Мне и теперь нелегко войти в галерею Гуэмес и не растрогаться чуть насмешливо, вспомнив юные годы, когда я чуть не погиб.
Прелесть былого не тускнеет, и я любил бродить без цели, зная, что вот-вот войду в мир крытых галереек, где пыльная аптека влекла меня больше, чем витрины широких, наглых улиц. Войду в Галери Вивьен или в Пассаж-де-Панорама, где столько тупичков и переулков, ведущих к лавке букиниста или к бюро путешествий, не продавшему ни билета; в маленький мир, выбравший ближнее небо, где стекла - грязны, а гипсовые статуи протягивают вам гирлянду; в Галери Вивьен, за два шага от будней улицы Реомюра или биржи (я на бирже служу). Войду в мой мир - я и не знал, а он был моим, когда на углу Гуэмес я считал студенческие гроши и прикидывал, пойти мне в бар-автомат или купить книжку или леденцов в прозрачном фунтике, и курил, моргая от дыма и трогая в глубине кармана пакетик с невинной этикеткой, приобретенный в аптеке, куда заходят одни мужчины, хотя и надеяться не мог пустить его в дело, слишком я был беден и слишком по-детски выглядел.

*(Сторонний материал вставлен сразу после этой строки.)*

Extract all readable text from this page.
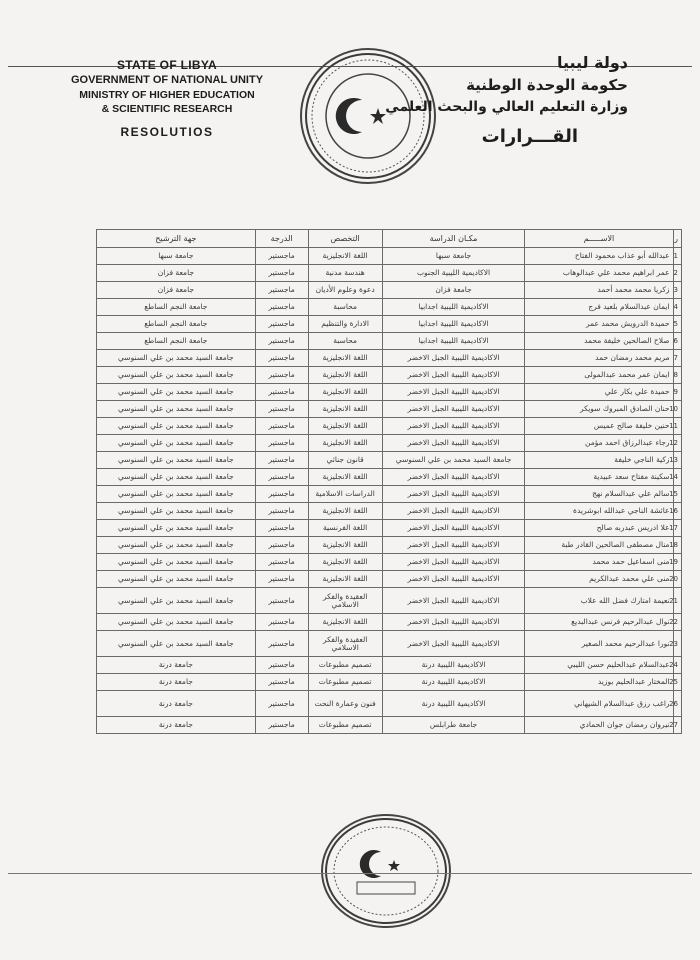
STATE OF LIBYA
GOVERNMENT OF NATIONAL UNITY
MINISTRY OF HIGHER EDUCATION
& SCIENTIFIC RESEARCH
RESOLUTIOS
دولة ليبيا
حكومة الوحدة الوطنية
وزارة التعليم العالي والبحث العلمي
القـــرارات
ر	الاســـــم	مكـان الدراسة	التخصص	الدرجة	جهة الترشيح
1	عبدالله أبو عذاب محمود الفتاح	جامعة سبها	اللغة الانجليزية	ماجستير	جامعة سبها
2	عمر ابراهيم محمد علي عبدالوهاب	الاكاديمية الليبية الجنوب	هندسة مدنية	ماجستير	جامعة فزان
3	زكريا محمد محمد أحمد	جامعة فزان	دعوة وعلوم الأديان	ماجستير	جامعة فزان
4	ايمان عبدالسلام بلعيد فرج	الاكاديمية الليبية اجدابيا	محاسبة	ماجستير	جامعة النجم الساطع
5	حميدة الدرويش محمد عمر	الاكاديمية الليبية اجدابيا	الادارة والتنظيم	ماجستير	جامعة النجم الساطع
6	صلاح الصالحين خليفة محمد	الاكاديمية الليبية اجدابيا	محاسبة	ماجستير	جامعة النجم الساطع
7	مريم محمد رمضان حمد	الاكاديمية الليبية الجبل الاخضر	اللغة الانجليزية	ماجستير	جامعة السيد محمد بن علي السنوسي
8	ايمان عمر محمد عبدالمولى	الاكاديمية الليبية الجبل الاخضر	اللغة الانجليزية	ماجستير	جامعة السيد محمد بن علي السنوسي
9	حميدة علي بكار علي	الاكاديمية الليبية الجبل الاخضر	اللغة الانجليزية	ماجستير	جامعة السيد محمد بن علي السنوسي
10	حنان الصادق المبروك سويكر	الاكاديمية الليبية الجبل الاخضر	اللغة الانجليزية	ماجستير	جامعة السيد محمد بن علي السنوسي
11	حنين خليفة صالح عميس	الاكاديمية الليبية الجبل الاخضر	اللغة الانجليزية	ماجستير	جامعة السيد محمد بن علي السنوسي
12	رجاء عبدالرزاق احمد مؤمن	الاكاديمية الليبية الجبل الاخضر	اللغة الانجليزية	ماجستير	جامعة السيد محمد بن علي السنوسي
13	زكية الناجي خليفة	جامعة السيد محمد بن علي السنوسي	قانون جنائي	ماجستير	جامعة السيد محمد بن علي السنوسي
14	سكينة مفتاح سعد عبيدية	الاكاديمية الليبية الجبل الاخضر	اللغة الانجليزية	ماجستير	جامعة السيد محمد بن علي السنوسي
15	سالم علي عبدالسلام نهج	الاكاديمية الليبية الجبل الاخضر	الدراسات الاسلامية	ماجستير	جامعة السيد محمد بن علي السنوسي
16	عائشة الناجي عبدالله ابوشريدة	الاكاديمية الليبية الجبل الاخضر	اللغة الانجليزية	ماجستير	جامعة السيد محمد بن علي السنوسي
17	علا ادريس عبدربه صالح	الاكاديمية الليبية الجبل الاخضر	اللغة الفرنسية	ماجستير	جامعة السيد محمد بن علي السنوسي
18	منال مصطفى الصالحين القادر طبة	الاكاديمية الليبية الجبل الاخضر	اللغة الانجليزية	ماجستير	جامعة السيد محمد بن علي السنوسي
19	منى اسماعيل حمد محمد	الاكاديمية الليبية الجبل الاخضر	اللغة الانجليزية	ماجستير	جامعة السيد محمد بن علي السنوسي
20	منى علي محمد عبدالكريم	الاكاديمية الليبية الجبل الاخضر	اللغة الانجليزية	ماجستير	جامعة السيد محمد بن علي السنوسي
21	نعيمة امتارك فضل الله علاب	الاكاديمية الليبية الجبل الاخضر	العقيدة والفكر الاسلامي	ماجستير	جامعة السيد محمد بن علي السنوسي
22	نوال عبدالرحيم فرنس عبدالبديع	الاكاديمية الليبية الجبل الاخضر	اللغة الانجليزية	ماجستير	جامعة السيد محمد بن علي السنوسي
23	نورا عبدالرحيم محمد الصغير	الاكاديمية الليبية الجبل الاخضر	العقيدة والفكر الاسلامي	ماجستير	جامعة السيد محمد بن علي السنوسي
24	عبدالسلام عبدالحليم حسن الليبي	الاكاديمية الليبية درنة	تصميم مطبوعات	ماجستير	جامعة درنة
25	المختار عبدالحليم بوزيد	الاكاديمية الليبية درنة	تصميم مطبوعات	ماجستير	جامعة درنة
26	راغب رزق عبدالسلام الشيهاني	الاكاديمية الليبية درنة	فنون وعمارة النحت	ماجستير	جامعة درنة
27	نيروان رمضان جوان الحمادي	جامعة طرابلس	تصميم مطبوعات	ماجستير	جامعة درنة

Моя невеста, Ирма, никак не поймет, почему я брожу в темноте по центру и по южным кварталам, а если б она знала, что особенно я люблю Гуэмес, она бы ужасно удивилась. Для нее, как и для матери, нет лучшего места, чем диван в гостиной, и лучшего занятия, чем кофе, ликер и то, что зовется беседой. Ирма - кротчайшая из женщин, я никогда не говорил ей о том, чем живу, и потому, наверное, стану хорошим мужем и хорошим отцом, чьи дети, кстати, скрасят старость моей матери. Наверное, так и узнал я Жозиану нет, не только из-за этого, мы ведь могли встретиться и на бульваре Пуассоньер или на Рю-Нотр-Дам-де-Виктуар, а на самом деле мы впервые взглянули друг на друга в самых недрах Галери Вивьен, под сенью гипсовых статуй, дрожащих в газовом свете (венки трепетали в пыльных пальцах муз), и я сразу узнал, что тут ее место, и нетрудно ее встретить, если ты бываешь в кафе и знаком с кучерами. Может быть, это случайно, но мы встретились с ней, когда в мире высокого неба, в мире без гирлянды, шел дождь, и я счел это знаком, и не подумал, что просто столкнулся со здешней девкой. Потом я узнал, что в те дни она не отходила от галереи, потому что снова пошли слухи о зверствах Лорана, и ей было страшно. Страх придал ей особую прелесть, она держалась почти робко, Но не скрывала, что я ей очень нравлюсь.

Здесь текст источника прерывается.